Sentiment amongst those surveyed before the budget showed an index read of 81.3, down 5.3 per cent compared to April, while the post-budget index came in at 75.3, down an additional 7.4 per cent.
We interpret this to show that about 40 per cent of the weakness in confidence occurred before the budget and the other 60 per cent post-budget.
Clearly people were concerned about the impact the budget might have on inflation and interest rates, whereas Westpac economists' view is that it will not threaten interest rates in the near term.
In fact, the news on the budget was not all bad. The survey asked specifically whether respondents felt it would improve or worsen their finances. It showed 27 per cent expected their finances to worsen, while 15.5 per cent thought they would improve.

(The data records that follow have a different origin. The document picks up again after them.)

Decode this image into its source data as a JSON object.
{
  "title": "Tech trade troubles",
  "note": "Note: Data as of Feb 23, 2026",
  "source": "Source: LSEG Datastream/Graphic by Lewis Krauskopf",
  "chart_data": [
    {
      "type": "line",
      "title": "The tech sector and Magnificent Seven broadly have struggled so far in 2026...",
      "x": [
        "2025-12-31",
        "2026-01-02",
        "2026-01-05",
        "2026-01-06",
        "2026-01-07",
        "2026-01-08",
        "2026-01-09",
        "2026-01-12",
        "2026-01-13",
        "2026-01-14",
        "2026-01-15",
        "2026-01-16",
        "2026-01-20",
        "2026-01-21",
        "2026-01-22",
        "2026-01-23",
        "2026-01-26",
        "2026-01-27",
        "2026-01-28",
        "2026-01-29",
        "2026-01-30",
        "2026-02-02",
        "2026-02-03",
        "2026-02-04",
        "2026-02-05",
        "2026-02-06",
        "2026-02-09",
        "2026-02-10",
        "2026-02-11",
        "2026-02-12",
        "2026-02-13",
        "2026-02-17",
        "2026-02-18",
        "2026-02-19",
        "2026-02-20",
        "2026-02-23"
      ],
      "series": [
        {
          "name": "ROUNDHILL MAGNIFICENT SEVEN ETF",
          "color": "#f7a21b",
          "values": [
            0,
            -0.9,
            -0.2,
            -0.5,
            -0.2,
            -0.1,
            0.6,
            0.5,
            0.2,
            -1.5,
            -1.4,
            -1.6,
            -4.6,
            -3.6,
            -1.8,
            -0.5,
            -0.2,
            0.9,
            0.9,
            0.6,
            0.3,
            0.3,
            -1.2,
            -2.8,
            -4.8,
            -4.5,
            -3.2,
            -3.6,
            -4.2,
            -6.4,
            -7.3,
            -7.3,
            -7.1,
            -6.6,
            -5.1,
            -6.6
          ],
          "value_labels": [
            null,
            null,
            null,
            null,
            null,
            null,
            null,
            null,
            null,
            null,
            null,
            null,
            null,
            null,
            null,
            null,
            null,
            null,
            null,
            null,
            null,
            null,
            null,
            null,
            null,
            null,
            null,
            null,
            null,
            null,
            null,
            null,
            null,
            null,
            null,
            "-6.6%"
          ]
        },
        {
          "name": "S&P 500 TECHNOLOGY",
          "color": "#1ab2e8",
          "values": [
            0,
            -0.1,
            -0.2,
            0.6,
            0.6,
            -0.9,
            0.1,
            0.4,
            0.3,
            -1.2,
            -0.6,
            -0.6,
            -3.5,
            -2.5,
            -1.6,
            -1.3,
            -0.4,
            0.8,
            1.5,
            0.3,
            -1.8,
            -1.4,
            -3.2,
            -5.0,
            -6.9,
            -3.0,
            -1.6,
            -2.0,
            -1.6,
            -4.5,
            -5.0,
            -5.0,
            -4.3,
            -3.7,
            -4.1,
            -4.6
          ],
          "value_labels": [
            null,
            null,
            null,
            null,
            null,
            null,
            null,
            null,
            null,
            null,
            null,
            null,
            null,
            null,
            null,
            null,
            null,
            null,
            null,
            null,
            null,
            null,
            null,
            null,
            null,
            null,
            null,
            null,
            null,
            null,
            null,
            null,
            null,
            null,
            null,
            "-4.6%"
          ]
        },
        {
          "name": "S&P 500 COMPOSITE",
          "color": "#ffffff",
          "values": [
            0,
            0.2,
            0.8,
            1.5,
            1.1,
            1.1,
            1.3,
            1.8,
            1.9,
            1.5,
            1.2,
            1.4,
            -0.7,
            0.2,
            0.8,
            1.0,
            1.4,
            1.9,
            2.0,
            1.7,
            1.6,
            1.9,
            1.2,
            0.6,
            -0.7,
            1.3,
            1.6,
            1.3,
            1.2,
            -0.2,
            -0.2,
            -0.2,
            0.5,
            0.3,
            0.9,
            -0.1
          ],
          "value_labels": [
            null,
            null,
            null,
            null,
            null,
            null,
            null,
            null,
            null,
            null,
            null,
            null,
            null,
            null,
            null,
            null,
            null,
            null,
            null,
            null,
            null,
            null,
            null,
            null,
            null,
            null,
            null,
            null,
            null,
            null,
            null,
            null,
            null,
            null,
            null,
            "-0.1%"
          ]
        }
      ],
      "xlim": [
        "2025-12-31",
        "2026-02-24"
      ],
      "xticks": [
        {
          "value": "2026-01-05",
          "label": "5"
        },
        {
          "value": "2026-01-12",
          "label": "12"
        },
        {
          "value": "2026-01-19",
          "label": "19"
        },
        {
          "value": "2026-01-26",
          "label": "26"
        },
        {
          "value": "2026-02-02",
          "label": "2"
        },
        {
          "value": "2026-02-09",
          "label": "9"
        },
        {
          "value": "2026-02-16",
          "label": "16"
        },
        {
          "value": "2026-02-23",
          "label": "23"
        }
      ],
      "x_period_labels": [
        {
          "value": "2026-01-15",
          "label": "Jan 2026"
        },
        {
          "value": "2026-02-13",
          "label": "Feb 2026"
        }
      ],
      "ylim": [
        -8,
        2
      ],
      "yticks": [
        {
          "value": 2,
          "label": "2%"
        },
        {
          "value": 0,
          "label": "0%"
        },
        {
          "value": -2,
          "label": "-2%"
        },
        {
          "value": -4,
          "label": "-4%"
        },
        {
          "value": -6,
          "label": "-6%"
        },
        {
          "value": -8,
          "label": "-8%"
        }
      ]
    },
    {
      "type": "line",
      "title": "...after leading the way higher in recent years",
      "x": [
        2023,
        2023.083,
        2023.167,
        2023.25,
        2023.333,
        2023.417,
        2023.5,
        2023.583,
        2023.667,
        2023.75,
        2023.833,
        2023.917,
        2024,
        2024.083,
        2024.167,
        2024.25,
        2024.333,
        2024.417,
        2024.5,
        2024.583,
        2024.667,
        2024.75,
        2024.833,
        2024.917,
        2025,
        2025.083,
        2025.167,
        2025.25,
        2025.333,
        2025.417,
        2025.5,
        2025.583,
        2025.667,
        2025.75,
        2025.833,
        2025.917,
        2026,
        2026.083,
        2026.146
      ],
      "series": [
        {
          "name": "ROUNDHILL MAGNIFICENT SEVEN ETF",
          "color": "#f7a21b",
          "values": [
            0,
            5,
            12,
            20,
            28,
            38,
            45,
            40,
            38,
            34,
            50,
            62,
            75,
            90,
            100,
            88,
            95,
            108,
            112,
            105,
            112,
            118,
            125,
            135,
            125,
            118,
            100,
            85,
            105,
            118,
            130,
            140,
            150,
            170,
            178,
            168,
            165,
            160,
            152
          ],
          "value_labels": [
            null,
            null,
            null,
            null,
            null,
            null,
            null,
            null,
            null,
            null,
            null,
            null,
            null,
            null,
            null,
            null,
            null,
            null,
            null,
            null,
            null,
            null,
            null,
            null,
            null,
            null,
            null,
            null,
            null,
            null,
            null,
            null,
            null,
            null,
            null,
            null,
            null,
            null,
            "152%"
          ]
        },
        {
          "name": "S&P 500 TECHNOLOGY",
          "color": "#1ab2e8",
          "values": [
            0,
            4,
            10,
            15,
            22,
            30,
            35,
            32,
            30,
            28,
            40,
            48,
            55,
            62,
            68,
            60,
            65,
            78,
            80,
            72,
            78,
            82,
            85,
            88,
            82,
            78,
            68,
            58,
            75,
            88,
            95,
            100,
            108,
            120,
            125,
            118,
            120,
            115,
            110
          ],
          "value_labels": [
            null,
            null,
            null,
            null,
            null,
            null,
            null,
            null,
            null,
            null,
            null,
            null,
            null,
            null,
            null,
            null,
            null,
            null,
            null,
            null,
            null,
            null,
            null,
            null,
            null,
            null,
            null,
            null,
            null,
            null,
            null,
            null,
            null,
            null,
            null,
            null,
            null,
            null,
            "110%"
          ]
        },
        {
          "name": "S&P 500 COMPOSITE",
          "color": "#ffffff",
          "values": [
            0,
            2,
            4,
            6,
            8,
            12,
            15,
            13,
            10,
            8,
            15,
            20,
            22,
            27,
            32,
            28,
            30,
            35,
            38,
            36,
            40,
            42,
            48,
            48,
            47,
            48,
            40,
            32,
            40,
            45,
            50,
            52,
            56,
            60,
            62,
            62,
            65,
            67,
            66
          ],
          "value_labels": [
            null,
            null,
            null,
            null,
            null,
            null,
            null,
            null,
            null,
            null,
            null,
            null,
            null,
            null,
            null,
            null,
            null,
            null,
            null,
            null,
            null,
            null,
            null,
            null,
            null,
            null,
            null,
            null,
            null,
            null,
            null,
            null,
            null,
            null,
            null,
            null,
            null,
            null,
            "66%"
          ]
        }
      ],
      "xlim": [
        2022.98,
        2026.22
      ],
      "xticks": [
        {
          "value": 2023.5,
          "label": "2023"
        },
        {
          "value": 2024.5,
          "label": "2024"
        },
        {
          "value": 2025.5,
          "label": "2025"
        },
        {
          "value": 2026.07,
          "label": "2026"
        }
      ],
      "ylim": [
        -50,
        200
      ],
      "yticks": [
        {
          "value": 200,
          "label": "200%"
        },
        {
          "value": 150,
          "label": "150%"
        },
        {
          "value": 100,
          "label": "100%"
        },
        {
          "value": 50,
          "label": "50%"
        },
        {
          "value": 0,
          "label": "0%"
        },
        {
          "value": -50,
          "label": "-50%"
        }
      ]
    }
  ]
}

Since we began asking this question in 2010, every year we've seen those saying the budget would worsen their finances outnumber those saying they expected an improvement. The net balance this time of 11.5 per cent was actually very good. We've only seen one smaller net balance, and that was in 2018 when the budget included substantial tax cuts. So overall, I think the government can be reasonably comfortable with the response.
The other big news was a 10.7 per cent jump in confidence around the outlook for house prices, which followed a 14 per cent jump last month. That index is now at 144, indicating that there are four times more optimists than pessimists over the next 12 months.
That's an extraordinary result, and consistent with other information we're currently seeing around the housing market.
The housing story, and the strength we continue to see in the labour market, will be a big factor when the Reserve Bank sits down to consider interest rates in June and July and then again in August.
However, the weakening in the overall economic environment will be an equally important consideration.
We believe the RBA will pause in June and that by August, when the Board gets a bit more information on inflation, they will decide to remain on hold. But that risk is very much evenly balanced.